LONDON (26 February 2020) – Aon, a leading global professional services firm providing a broad range of risk, retirement and health solutions, has said that polling at its first two pensions conferences of 2020 has drawn a largely positive response on the expected effects of the Funding Code, soon to be announced by the Pensions Regulator (TPR).
Nearly 300 pensions industry professionals attending conferences in Manchester and London were asked two questions:
- What impact do you think the new funding code will have on how you run your pension scheme?
- Do you think your scheme will go down the Fast Track or Bespoke route at your next valuation?
Among respondents to the first question, 67% expected the new funding code to have a positive impact on their schemes, with only 9% saying they expected a negative impact.
On the issue of whether schemes would adopt the Fast Track or Bespoke approaches at their next valuation, 53% said they would opt for Bespoke, and 19% for Fast Track, with 28% not knowing at this stage.
Paul McGlone, partner at Aon, said:
“Based on what is known so far, it seems that the industry is largely positive towards what they expect of the new code. Nevertheless, there are few caveats to this. The views so far are based on an expectation that the code will provide greater clarity and guidance while maintaining flexibility – so we need to see whether it delivers that.
“Also, the majority of our conference attendees are trustees or professionals supporting trustees and therefore the responses may be biased to their views – which are more likely to be aligned with those of the Regulator.

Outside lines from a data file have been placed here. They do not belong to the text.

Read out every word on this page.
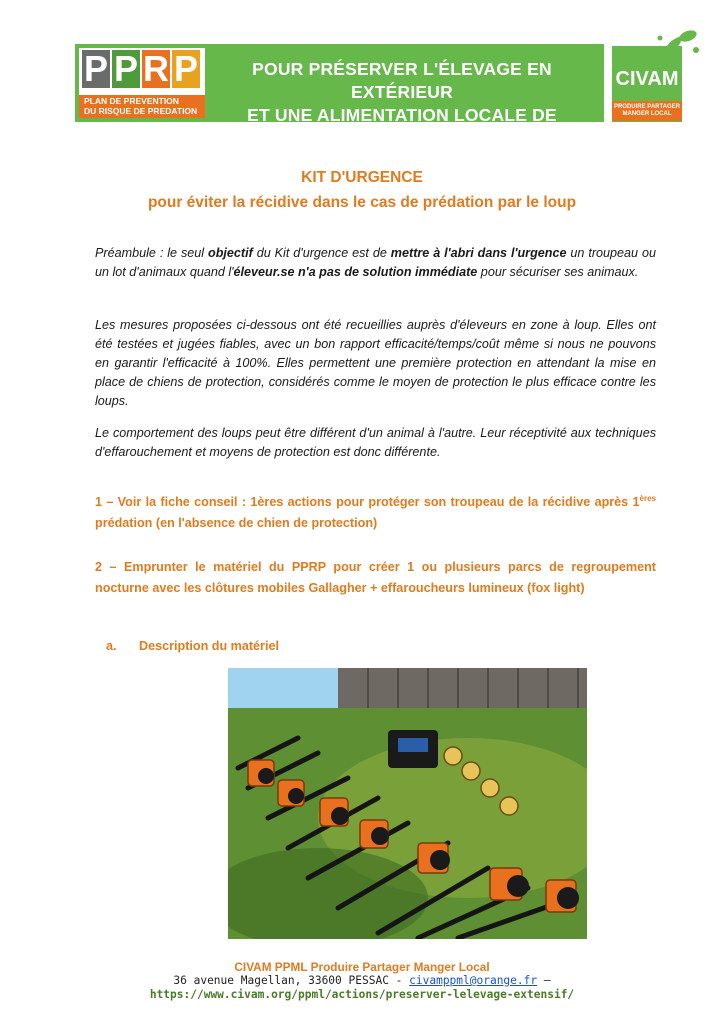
P P R P
PLAN DE PREVENTION
DU RISQUE DE PREDATION
POUR PRÉSERVER L'ÉLEVAGE EN EXTÉRIEUR
ET UNE ALIMENTATION LOCALE DE QUALITÉ
CIVAM
PRODUIRE PARTAGER
MANGER LOCAL
KIT D'URGENCE
pour éviter la récidive dans le cas de prédation par le loup
Préambule : le seul objectif du Kit d'urgence est de mettre à l'abri dans l'urgence un troupeau ou un lot d'animaux quand l'éleveur.se n'a pas de solution immédiate pour sécuriser ses animaux.
Les mesures proposées ci-dessous ont été recueillies auprès d'éleveurs en zone à loup. Elles ont été testées et jugées fiables, avec un bon rapport efficacité/temps/coût même si nous ne pouvons en garantir l'efficacité à 100%. Elles permettent une première protection en attendant la mise en place de chiens de protection, considérés comme le moyen de protection le plus efficace contre les loups.
Le comportement des loups peut être différent d'un animal à l'autre. Leur réceptivité aux techniques d'effarouchement et moyens de protection est donc différente.
1 – Voir la fiche conseil : 1ères actions pour protéger son troupeau de la récidive après 1ères prédation (en l'absence de chien de protection)
2 – Emprunter le matériel du PPRP pour créer 1 ou plusieurs parcs de regroupement nocturne avec les clôtures mobiles Gallagher + effaroucheurs lumineux (fox light)
a. Description du matériel
CIVAM PPML Produire Partager Manger Local
36 avenue Magellan, 33600 PESSAC - civamppml@orange.fr –
https://www.civam.org/ppml/actions/preserver-lelevage-extensif/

We would expect the views of companies and sponsors to be more cautious – there is a possibility that the code could increase liabilities and the need for contributions, either in the short or long term.
“The Regulator has the expectation that a substantial proportion of schemes – and particularly smaller schemes with under 100 members - use Fast Track, a route that reduces the cost of negotiating valuations but potentially requires higher contributions. These tend to be under-represented at industry events, but 27% of those expressing a view at the Aon Conferences still thought they would use Fast Track.”
Paul McGlone continued:
“The balance for the Regulator to strike is making Fast Track easy enough to get substantial numbers to use it, but not so easy that it fails to provide security that they (and government) want in order to avoid future problems.
“The actual consultation is expected very soon and, in our view, the key thing to look out for will be clear definitions of the two approaches – a number of questions will lead from this. How realistic will it be for large numbers of schemes to achieve Fast Track? And how close to Fast Track will Bespoke have to be?
“Finally, how will enforcement of all this work? There were no new powers relating directly to scheme funding in the Pension Schemes Bill, so questions remain on when it is expected to apply and how will it be enforced. Either way, the industry will welcome increased clarity.”